Peduli Perkembangan Bahasa Daerah, PISHI dan Nusadaily Gelar TIBS-22
NUSADAILY.COM – MALANG - Merasa peduli serta turut berperan mencermati dan mengaji perkembangan dialek bahasa Jawa, Perkumpulan Ilmuwan Sosial Humaniora Indonesia (PISHI) bekerjasama dengan Nusadaily.com menyelenggarakan Temu Ilmiah Bahasa dan Sastra (TIBS) ke-22 (9/11/2024). Acara yang dipandu oleh moderator Dr. Siti Asmiyah, M.Hum. dosen Universitas Islam Negeri Sunan Ampel (UINSA) ini mengambil tema Dialek Bahasa Jawa di Tengah Masyarakat Global: Potensi dan Tantangannya.
Dalam sambutannya, Dr. Sulistyani, M.Pd., Ketua Dewan Pengawas PISHI menyampaikan bahwa bahasa Jawa adalah salah satu bahasa daerah yang digunakan oleh masyarakat di pulau Jawa yang memiliki berbagai dialek seperti Jawa Tengah, Jawa Timur, Jogjakarta dan sebagainya. Berbagai dialek btersebut mencerminkan keragaman budaya dengan nilai-nilai yang terkandung di dalamnya dan tradisi yang tercermin dalam berbagai bentuk sastra seperti puisi, cerita rakyat, teater, dan lain-lain.
Dosen Universitas Nusantara PGRI Kediri ini menambahkan bahwa dialek-dialek ini selain menjadi alat komunikasi, juga menjasi simbol identitas dan warisan budaya yang mendalam. Meskipun begitu, berkembangnya teknologi, modernisasi, dan globalisasi membuat penggunaan dialek bahasa ini semakin berkurang terutama di kalangan kaum muda. Oleh karena itu, jangan sampai punah, upaya pelestarian dialek bahasa ini harus dilakukan demi keberlanjutan budaya dan identitas masyarakat. Pendidikan, kegiatan budaya, dan dukungan kebijakan sedapatnya digalakkan agar generasi mendatang dapat terus menghargai dan merayakan warisan budaya yang ada.
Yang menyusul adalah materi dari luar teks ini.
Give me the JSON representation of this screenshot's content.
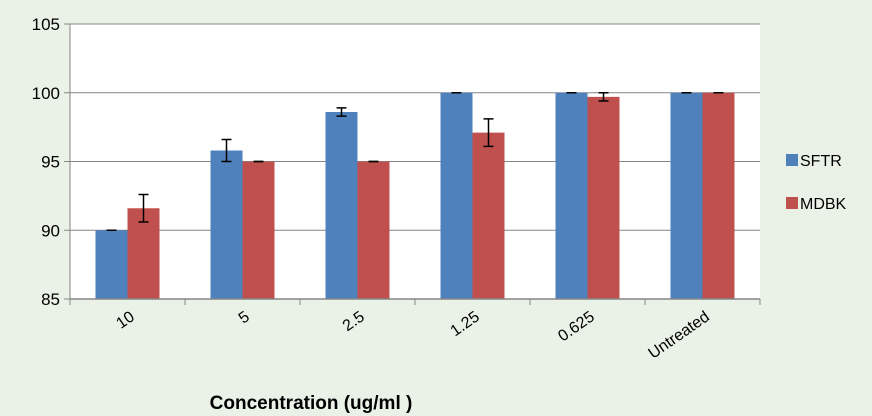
{
  "chart_data": {
    "type": "bar",
    "title": "",
    "xlabel": "Concentration (ug/ml )",
    "ylabel": "",
    "ylim": [
      85,
      105
    ],
    "yticks": [
      85,
      90,
      95,
      100,
      105
    ],
    "categories": [
      "10",
      "5",
      "2.5",
      "1.25",
      "0.625",
      "Untreated"
    ],
    "series": [
      {
        "name": "SFTR",
        "color": "#4f81bd",
        "values": [
          90.0,
          95.8,
          98.6,
          100.0,
          100.0,
          100.0
        ],
        "errors": [
          0.0,
          0.8,
          0.3,
          0.0,
          0.0,
          0.0
        ]
      },
      {
        "name": "MDBK",
        "color": "#c0504d",
        "values": [
          91.6,
          95.0,
          95.0,
          97.1,
          99.7,
          100.0
        ],
        "errors": [
          1.0,
          0.0,
          0.0,
          1.0,
          0.3,
          0.0
        ]
      }
    ],
    "grid": true,
    "legend": "right"
  }
}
Dalam forum yang dihadiri 200-an peserta ini tampil sebagai pemakalah pertama adalah sastrawan Jawa Tulus Setiadi, S.T.P. Dalam presentasinya, ia menyatakan bahwa pembelajaran bahasa dan sastra Jawa harus bisa menumbuhkan karakter yang berbudi pakarti luhur. Anak dibiasakan untuk komunikatif dengan bahasa ibunya baik di lingkungan keluarga, masyarakat atupun sekolahan. Peraih Sutasoma Award tahun 2017 dari Balai Bahasa Jawa Timur, katagori sastra daerah terbaik ini menambahkan bahwa hal tersebut untuk membangun suasana yang nyaman dalam memberikan pelajaran bahasa Jawa, juga memberikan kebebasan berkreatif pada anak untuk mentransformasi bahasa ibunya.
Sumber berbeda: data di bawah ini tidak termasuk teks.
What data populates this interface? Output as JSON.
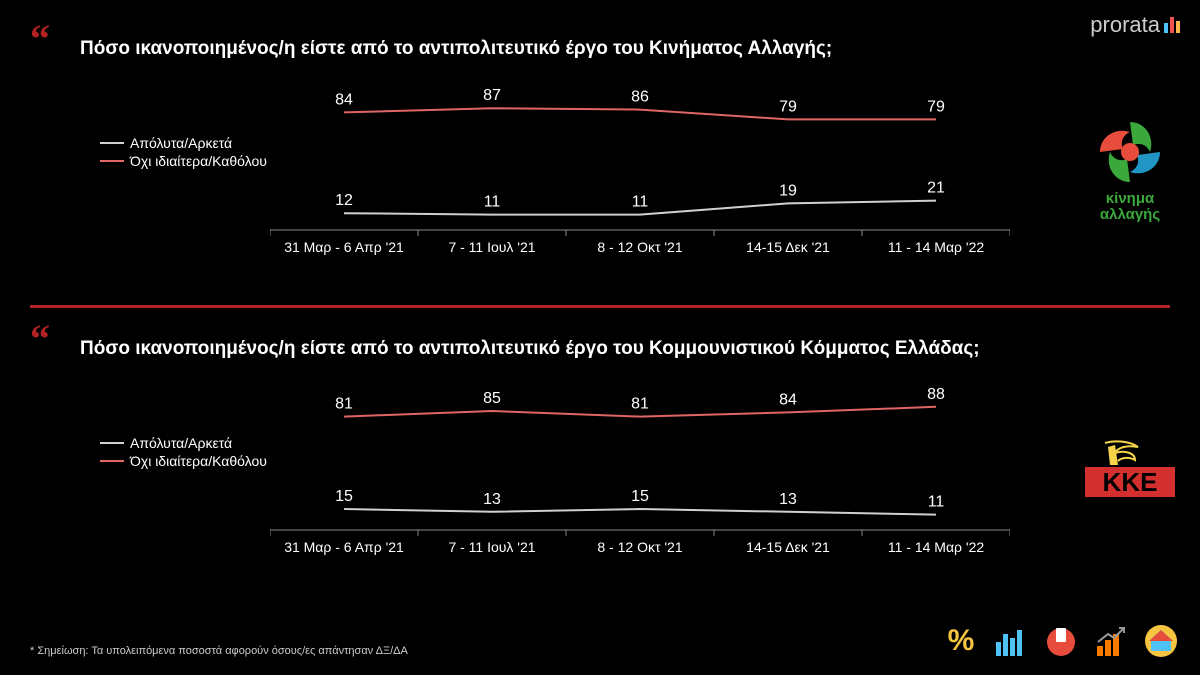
{
  "brand": {
    "name": "prorata",
    "bar_colors": [
      "#4fc3f7",
      "#ef5350",
      "#ffb74d"
    ]
  },
  "panels": [
    {
      "question": "Πόσο ικανοποιημένος/η είστε από το αντιπολιτευτικό έργο του Κινήματος Αλλαγής;",
      "party_label_line1": "κίνημα",
      "party_label_line2": "αλλαγής",
      "party_label_color": "#3aa83a",
      "chart": {
        "type": "line",
        "categories": [
          "31 Μαρ - 6 Απρ '21",
          "7 - 11 Ιουλ '21",
          "8 - 12 Οκτ '21",
          "14-15 Δεκ '21",
          "11 - 14 Μαρ '22"
        ],
        "series": [
          {
            "name": "Απόλυτα/Αρκετά",
            "color": "#d0d0d0",
            "values": [
              12,
              11,
              11,
              19,
              21
            ]
          },
          {
            "name": "Όχι ιδιαίτερα/Καθόλου",
            "color": "#e06666",
            "values": [
              84,
              87,
              86,
              79,
              79
            ]
          }
        ],
        "ylim": [
          0,
          100
        ],
        "axis_color": "#888888",
        "label_fontsize": 14,
        "value_fontsize": 16,
        "value_color": "#ffffff",
        "background": "#000000"
      }
    },
    {
      "question": "Πόσο ικανοποιημένος/η είστε από το αντιπολιτευτικό έργο του Κομμουνιστικού Κόμματος Ελλάδας;",
      "party_label_line1": "ΚΚΕ",
      "party_label_line2": "",
      "party_label_color": "#d32f2f",
      "chart": {
        "type": "line",
        "categories": [
          "31 Μαρ - 6 Απρ '21",
          "7 - 11 Ιουλ '21",
          "8 - 12 Οκτ '21",
          "14-15 Δεκ '21",
          "11 - 14 Μαρ '22"
        ],
        "series": [
          {
            "name": "Απόλυτα/Αρκετά",
            "color": "#d0d0d0",
            "values": [
              15,
              13,
              15,
              13,
              11
            ]
          },
          {
            "name": "Όχι ιδιαίτερα/Καθόλου",
            "color": "#e06666",
            "values": [
              81,
              85,
              81,
              84,
              88
            ]
          }
        ],
        "ylim": [
          0,
          100
        ],
        "axis_color": "#888888",
        "label_fontsize": 14,
        "value_fontsize": 16,
        "value_color": "#ffffff",
        "background": "#000000"
      }
    }
  ],
  "legend_labels": {
    "pos": "Απόλυτα/Αρκετά",
    "neg": "Όχι ιδιαίτερα/Καθόλου"
  },
  "legend_colors": {
    "pos": "#d0d0d0",
    "neg": "#e06666"
  },
  "footer_note": "* Σημείωση: Τα  υπολειπόμενα ποσοστά αφορούν όσους/ες απάντησαν ΔΞ/ΔΑ"
}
Dalam paparan makalahnya yang berjudul “Menelusuri Dialek Bahasa Jawa di Cirebon,” Dr. Drs. Supriatnoko, M.Hum. memaparkan bahwa menelusuri bahasa Jawa di Cirebon, kita akan menemukan sebutan Basa Cerbon atau Basa Crebon bagi penuturnya di Cirebon. Secara linguistik, Basa Cerbon termasuk dialek bahasa Jawa, tetapi kosakata bahasa Jawa Kuna akan ditemukan dalam bahasa Jawa di Cirebon. Di samping itu, akibat dari sentuh bahasa dengan bahasa Sunda, bahasa Jawa di Cirebon menyerap kosa kata bahasa Sunda yang pada penggunaannya mengalami perubahan makna.
“Uniknya, penutur bahasa Jawa di Cirebon mampu mencipakan kosakata hibrid ataupun kosakata baru yang memiliki makna sama dengan kosakata yang digunakan dalam bahasa Sunda atau bahasa Jawa. Bagi penuturnya di Cirebon, basa Cerbon merupakan penanda jati diri mereka yang membedakannya dari penutur bahasa Jawa lainnya, “ tambah dosen Politeknik Negeri Jakarta ini.
Sementara itu Dr. Dewi Kencanawati, M.Pd. mempresentasikan makalahnya yang berjudul “Variety of Language Use in Bumi Panji.” Menurut dosen Universitas Nusantara PGRI Kediri ini, bahasa Jawa merupakan salah satu bahasa yang digunakan untuk berkomunikasi di Bumi Panji, Kediri. bahasa Jawa Mataraman Wetan merupakan jenis bahasa Jawa halus yang dipakai oleh masyarakat Kediri- bekas wilayah kekuasaaan Kesultanan Mataram. Dialek yang dipakai dalam berkomunikasi memiliki penciri yang berkembang luas di masyarakat. Hal ini memperkaya kasanah budaya luhur Bangsa Indonesia. Dengan dialek nya yang berbeda dengan daerah lain, Bahasa Jawa Mataraman Wetan yang dipakai di Bumi Panji menunjukkan asal daerah penuturnya.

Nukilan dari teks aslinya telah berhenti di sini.